2. Be honest with the student if you cannot write a strong reference letter for them. This can happen for a variety of reasons. You may not know the student well enough, you do not have the time to write the letter, or you may think that the program and the student are not a good fit. In these cases let the student know that you cannot provide them with a reference letter. If you feel that it is appropriate you can suggest other people who might be more supportive letter writers. You do not do the student any favours by writing a luke-warm reference letter.

 

3. Require students to provide relevant support materials to you in order to help you to craft your letter. I ask most students to provide me with a resume/CV, an unofficial record of academic transcripts, and information about the program that they are applying to.
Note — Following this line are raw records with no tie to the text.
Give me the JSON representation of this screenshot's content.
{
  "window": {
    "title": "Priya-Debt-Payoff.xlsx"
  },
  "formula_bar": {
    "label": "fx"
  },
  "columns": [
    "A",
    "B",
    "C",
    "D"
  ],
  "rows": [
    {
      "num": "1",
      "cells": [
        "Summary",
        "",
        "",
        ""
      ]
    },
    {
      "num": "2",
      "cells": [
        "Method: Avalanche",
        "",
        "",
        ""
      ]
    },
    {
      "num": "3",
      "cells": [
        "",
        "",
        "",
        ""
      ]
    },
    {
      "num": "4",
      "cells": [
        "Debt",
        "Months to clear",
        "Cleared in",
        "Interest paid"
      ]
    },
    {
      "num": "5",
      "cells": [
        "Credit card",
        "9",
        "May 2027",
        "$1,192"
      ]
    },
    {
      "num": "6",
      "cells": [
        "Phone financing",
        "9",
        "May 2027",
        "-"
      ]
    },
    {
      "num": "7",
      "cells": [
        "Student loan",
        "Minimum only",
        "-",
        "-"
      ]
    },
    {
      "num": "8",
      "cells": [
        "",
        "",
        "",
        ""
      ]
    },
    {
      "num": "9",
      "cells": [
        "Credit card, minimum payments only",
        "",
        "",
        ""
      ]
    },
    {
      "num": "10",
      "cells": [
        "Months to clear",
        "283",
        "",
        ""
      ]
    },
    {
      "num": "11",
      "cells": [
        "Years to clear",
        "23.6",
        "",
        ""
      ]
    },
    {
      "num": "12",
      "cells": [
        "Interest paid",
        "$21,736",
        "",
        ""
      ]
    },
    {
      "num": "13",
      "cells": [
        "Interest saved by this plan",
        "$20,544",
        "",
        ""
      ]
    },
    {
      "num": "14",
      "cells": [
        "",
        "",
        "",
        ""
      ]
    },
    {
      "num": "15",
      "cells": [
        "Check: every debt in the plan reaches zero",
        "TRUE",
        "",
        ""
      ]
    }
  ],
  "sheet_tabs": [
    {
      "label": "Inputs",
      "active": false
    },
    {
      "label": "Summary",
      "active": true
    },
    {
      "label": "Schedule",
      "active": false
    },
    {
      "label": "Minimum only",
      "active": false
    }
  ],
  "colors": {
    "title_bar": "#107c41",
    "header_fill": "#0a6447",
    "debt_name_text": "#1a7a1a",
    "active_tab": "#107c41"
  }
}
These materials allow me to make a strong case for the student in my letter. I also make it the job of the student to ensure that I receive any electronic links etc. that might be required for completing on-line reference letter submissions. If you see something in the student’s materials that should be corrected do them the courtesy of pointing it out and offering advice for improvement.

 

4. Write the strongest and most honest letter of reference that you can. Submit the letter on time. Confirm with the student that you have submitted your letter. I have been on the receiving end of poor and late reference letters from other academics and it is an embarrassment to the profession. If you agree to write a reference letter then you owe it to the student to do the best job that you can. I also ask students to keep me updated and let me know if or when they receive acceptance or interviews for programs or positions so that I can share in their success!